The total binding free energy ($\Delta {\mathrm{G}}_{\mathrm{bind}}$) was calculated as the sum of the enthalpy of binding (∆H) and the conformational entropy after ligand binding ($-\mathrm{T}\Delta \mathrm{S}$). ∆H can be calculated from the changes in the molecular mechanical energy in the gas phase ($\Delta {\mathrm{E}}_{\mathrm{MM}}$) and the free energy of solvation $(\Delta {\mathrm{G}}_{\mathrm{sol}}).$ The potential energy was calculated based on the molecular mechanics force field to provide van der Waals ($\Delta {\mathrm{E}}_{\mathrm{vdw}}$) and electrostatic ($\Delta {\mathrm{E}}_{\mathrm{elect}}$) energies. The Gibbs free energy of solvation ($\Delta {\mathrm{G}}_{\mathrm{sol}}$) was computed from the contribution of polar ($\Delta {\mathrm{G}}_{\mathrm{polar}}$) and non-polar ($\Delta {\mathrm{G}}_{\mathrm{nonpolar}}$) terms, which were calculated based on the generalized Born (GB) and the solvent accessibility surface area (SASA), respectively. The entropic component ($-\mathrm{T}\Delta \mathrm{S}$) was determined using the interaction entropy (IE) approach. All results for binding free energy were analyzed using the gmx_MMPBSA_ana program as embedded in the gmx_MMPBSA package.

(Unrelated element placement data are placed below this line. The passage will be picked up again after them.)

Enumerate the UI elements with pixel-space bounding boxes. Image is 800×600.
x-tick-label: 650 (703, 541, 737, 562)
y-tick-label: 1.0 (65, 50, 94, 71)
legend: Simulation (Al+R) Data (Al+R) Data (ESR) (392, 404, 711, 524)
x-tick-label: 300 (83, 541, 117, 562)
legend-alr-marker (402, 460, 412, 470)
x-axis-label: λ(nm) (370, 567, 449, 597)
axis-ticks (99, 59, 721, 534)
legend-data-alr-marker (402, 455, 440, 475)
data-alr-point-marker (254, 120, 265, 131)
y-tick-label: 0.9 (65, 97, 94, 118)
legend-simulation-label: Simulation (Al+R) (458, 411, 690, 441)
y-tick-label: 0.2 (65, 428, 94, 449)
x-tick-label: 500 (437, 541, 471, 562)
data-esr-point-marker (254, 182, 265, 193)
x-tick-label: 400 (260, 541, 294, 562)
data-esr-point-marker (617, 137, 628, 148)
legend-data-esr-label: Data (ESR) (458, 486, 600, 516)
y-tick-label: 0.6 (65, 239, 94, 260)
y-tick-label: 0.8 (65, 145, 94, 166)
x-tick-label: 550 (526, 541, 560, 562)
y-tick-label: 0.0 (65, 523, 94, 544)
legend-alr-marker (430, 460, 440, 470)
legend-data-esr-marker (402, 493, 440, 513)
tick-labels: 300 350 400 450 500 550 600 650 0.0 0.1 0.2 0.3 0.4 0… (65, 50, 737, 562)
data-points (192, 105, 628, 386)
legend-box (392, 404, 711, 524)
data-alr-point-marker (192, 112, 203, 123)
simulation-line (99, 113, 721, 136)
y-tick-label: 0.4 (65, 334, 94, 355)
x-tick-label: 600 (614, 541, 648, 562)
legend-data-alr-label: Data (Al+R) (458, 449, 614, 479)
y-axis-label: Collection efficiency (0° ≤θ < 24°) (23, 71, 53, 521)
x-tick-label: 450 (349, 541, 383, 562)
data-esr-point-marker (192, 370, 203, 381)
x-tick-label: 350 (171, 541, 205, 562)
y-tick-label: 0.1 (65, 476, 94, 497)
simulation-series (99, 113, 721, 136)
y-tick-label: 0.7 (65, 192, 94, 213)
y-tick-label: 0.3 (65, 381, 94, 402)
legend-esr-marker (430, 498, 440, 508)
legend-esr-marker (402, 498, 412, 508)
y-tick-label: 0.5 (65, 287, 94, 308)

4.13. Statistical Analysis

The results of at least three separate investigations are averaged and then shown as mean ± standard deviations (SDs). A one-way analysis of variance (ANOVA) and post hoc analysis using the 2023 version of the OriginPro software (Origin Lab, Northampton, MA, USA) were employed to determine if there were significant differences in the means. Statistical significance was considered to occur when the p-value was less than 0.05.

5. Conclusions

In summary, this study highlighted the potential of PGG in targeting P-gp, reversing drug resistance, and enhancing the efficacy of anticancer therapies. PGG can inhibit P-gp-mediated efflux and increased intracellular drug accumulation in drug-resistant cells. Molecular docking and molecular dynamics simulations provided insights into the binding affinity of PGG to P-gp, suggesting that PGG binds tightly to both the substrate and ATP binding sites of P-gp. These findings support the potential of PGG to be used as a potent P-gp inhibitor in the development of anticancer drugs. However, further experimental studies and clinical trials are necessary to validate the efficacy and safety of PGG as a P-gp inhibitor and to explore its potential applications in cancer treatment.